No, she would no longer care who called her a “phobic.”

No, she would no longer let media darlings spew blithering idiocy and duplicity without stating her disagreement.

No, she would no longer struggle against extremism alone.

No, conservatives did not need to stage infantile spectacles to sway public opinion, nor did they even need to abdicate their jobs to stage protests. She had conceived of a better way.

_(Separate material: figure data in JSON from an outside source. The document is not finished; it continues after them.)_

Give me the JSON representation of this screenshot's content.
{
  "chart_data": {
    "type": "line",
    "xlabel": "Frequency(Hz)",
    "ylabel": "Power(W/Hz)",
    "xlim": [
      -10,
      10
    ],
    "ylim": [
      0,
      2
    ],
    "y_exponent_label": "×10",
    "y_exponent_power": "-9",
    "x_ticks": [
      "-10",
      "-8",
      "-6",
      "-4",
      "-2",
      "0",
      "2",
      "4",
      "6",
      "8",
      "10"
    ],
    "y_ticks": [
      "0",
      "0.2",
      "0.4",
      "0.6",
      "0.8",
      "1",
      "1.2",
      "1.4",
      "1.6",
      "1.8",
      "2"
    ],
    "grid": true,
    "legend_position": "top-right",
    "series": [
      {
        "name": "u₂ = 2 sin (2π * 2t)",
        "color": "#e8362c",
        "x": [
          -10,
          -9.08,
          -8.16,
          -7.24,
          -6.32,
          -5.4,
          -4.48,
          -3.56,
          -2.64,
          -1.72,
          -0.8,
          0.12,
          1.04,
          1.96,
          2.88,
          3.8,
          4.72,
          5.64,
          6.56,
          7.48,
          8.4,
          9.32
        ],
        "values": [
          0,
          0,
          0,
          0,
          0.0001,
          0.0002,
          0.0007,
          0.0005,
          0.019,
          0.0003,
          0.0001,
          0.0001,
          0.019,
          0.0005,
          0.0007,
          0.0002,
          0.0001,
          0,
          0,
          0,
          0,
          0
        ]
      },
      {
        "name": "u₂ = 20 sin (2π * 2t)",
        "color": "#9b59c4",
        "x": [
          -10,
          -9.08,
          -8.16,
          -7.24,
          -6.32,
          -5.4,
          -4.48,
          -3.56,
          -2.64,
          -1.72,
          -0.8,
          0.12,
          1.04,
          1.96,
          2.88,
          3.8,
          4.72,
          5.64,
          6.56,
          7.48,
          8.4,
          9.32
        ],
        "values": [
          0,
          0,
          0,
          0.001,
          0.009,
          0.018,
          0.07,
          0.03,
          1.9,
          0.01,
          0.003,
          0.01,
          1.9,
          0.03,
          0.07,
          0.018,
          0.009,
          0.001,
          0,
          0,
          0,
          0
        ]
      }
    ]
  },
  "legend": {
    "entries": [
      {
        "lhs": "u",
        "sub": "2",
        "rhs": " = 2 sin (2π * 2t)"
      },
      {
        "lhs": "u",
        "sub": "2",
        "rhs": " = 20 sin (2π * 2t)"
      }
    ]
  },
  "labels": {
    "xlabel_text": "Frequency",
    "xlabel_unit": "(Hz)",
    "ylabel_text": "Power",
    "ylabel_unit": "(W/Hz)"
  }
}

She flicked on several lights, drew a brush through her hair, surveyed her smile and her makeup in a mirror, and took a deep breath: She wanted to start a new revolution, yet she feared the next step, and the staggering uncertainty beyond it. She focused her eyes on her screen and clicked the “Record” button with a surge of defiance coursing through her veins. Calmly and confidently, she read into her tiny camera the script she had been writing feverishly, scrolling through the paragraphs as she read. In what felt like seconds, she came to the most important part:

“Today, I charge myself, you, and the millions of others who believe in this higher cause with a new imperative. We will not punctuate our ideas with front-page photos of our unkempt pubic hair or hats made to resemble comical genitals. We will not scream and cry on cell-phone video at the oppressors in the big-government political left. We will be smarter. We will make better arguments with less effort, because we believe in a way of life that is far superior. And we will take this up as an impassioned calling, a true imperative, like the start of a side business we wish to grow, because we have a responsibility to each other and to future generations not to preserve the American way of life, but to improve the American way of life.

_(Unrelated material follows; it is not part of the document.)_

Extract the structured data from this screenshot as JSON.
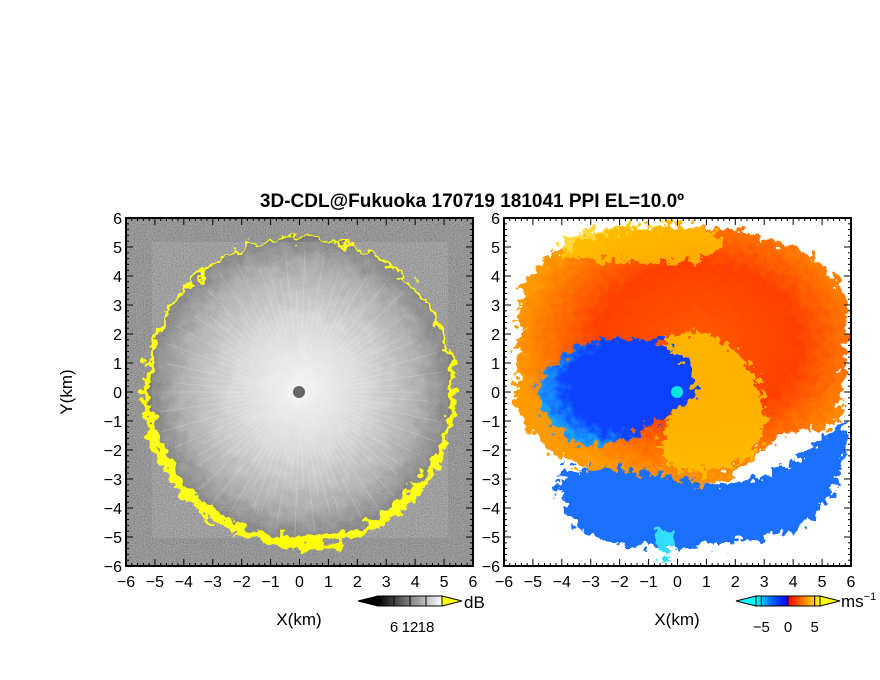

“Today, my friends, you and I begin to agree to disagree with the idiots who claim to suffer under the label of a gender, but gleefully ascribe to each of us the label of a hater. How different is that from a raving lunatic calling you or me something as nonsensical as an eggplant? From today on, we will brush off the insults of these elites like the rantings of a nutcase.

“Today, my friends, you and I begin to respond without fear to the morons who believe that big government can better manage our healthcare. How sane is it for someone to want to rely on a bureaucrat to determine what diseases to treat and at what ages to stop treating them when that same bureaucrat happily spends tax dollars to kill millions of the unborn every year?

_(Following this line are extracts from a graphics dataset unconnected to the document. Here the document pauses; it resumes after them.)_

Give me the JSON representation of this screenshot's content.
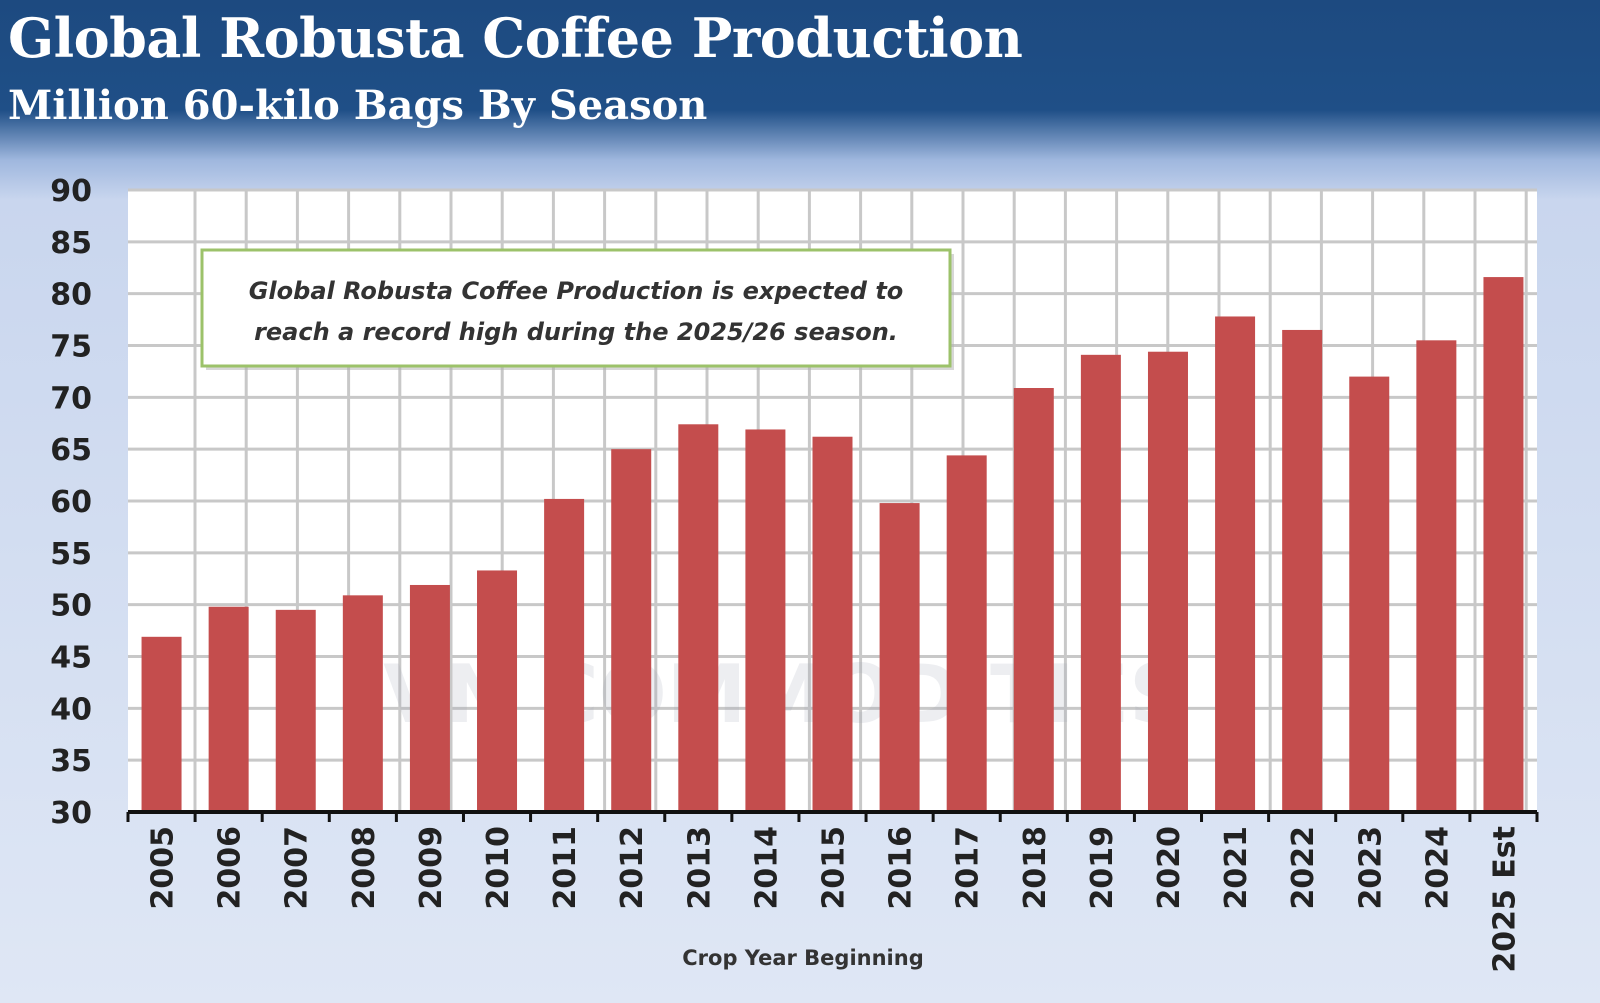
{
  "chart_data": {
    "type": "bar",
    "title": "Global Robusta Coffee Production",
    "subtitle": "Million 60-kilo Bags By Season",
    "xlabel": "Crop Year Beginning",
    "ylabel": "",
    "ylim": [
      30,
      90
    ],
    "yticks": [
      30,
      35,
      40,
      45,
      50,
      55,
      60,
      65,
      70,
      75,
      80,
      85,
      90
    ],
    "grid": true,
    "categories": [
      "2005",
      "2006",
      "2007",
      "2008",
      "2009",
      "2010",
      "2011",
      "2012",
      "2013",
      "2014",
      "2015",
      "2016",
      "2017",
      "2018",
      "2019",
      "2020",
      "2021",
      "2022",
      "2023",
      "2024",
      "2025 Est"
    ],
    "values": [
      46.9,
      49.8,
      49.5,
      50.9,
      51.9,
      53.3,
      60.2,
      65.0,
      67.4,
      66.9,
      66.2,
      59.8,
      64.4,
      70.9,
      74.1,
      74.4,
      77.8,
      76.5,
      72.0,
      75.5,
      81.6
    ],
    "bar_color": "#c44d4d",
    "annotation": [
      "Global Robusta Coffee Production is expected to",
      "reach a record high during the 2025/26 season."
    ],
    "watermark": "VN COMMODITIES"
  }
}
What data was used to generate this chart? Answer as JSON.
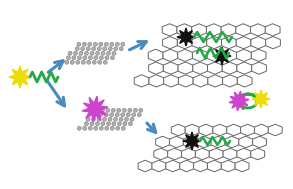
{
  "bg_color": "#ffffff",
  "arrow_color": "#4a8bbf",
  "green_color": "#22aa44",
  "yellow_color": "#eedd00",
  "magenta_color": "#cc44cc",
  "black_color": "#111111",
  "gray_fill": "#b0b0b0",
  "gray_edge": "#666666",
  "white_fill": "#ffffff",
  "figsize": [
    2.93,
    1.89
  ],
  "dpi": 100
}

“Today, my friends, you and I begin to decry the rapid decline of standards in our government education system as a crime and a travesty. How does it benefit our country that we dilute the history we teach, that we simplify the tests we give, that we do not instill in our young a desire, nor a capacity, to assimilate facts and thoughts, but instead praise the little sycophants who ask questions that fly in the face of reason and logic?

“Today, my friends, you and I take ownership of our country again. We must do this; now is the time to do this. To secure life, liberty, and the pursuit of happiness for ourselves and for future generations, we will accept life’s struggles with grace and dignity and remind ourselves and others that we have the inborn right to the pursuit, not to a life free from discomfort and adversity. We will challenge each other and our foes so that all may come out stronger. And we will endure whatever vitriol and hatred they cast at us.

“Today, my friends, my fellow true Americans, today we become the founding members, shareholders, and employees of Independence, Incorporated. Our product is freedom, our profit is our way of life, our labor is compulsory and well-invested, our competition is stiff but ripe for defeat.”

Lady Liberty paused for a beat before she concluded: “As of this very moment, we are aggressively and proactively open for business.”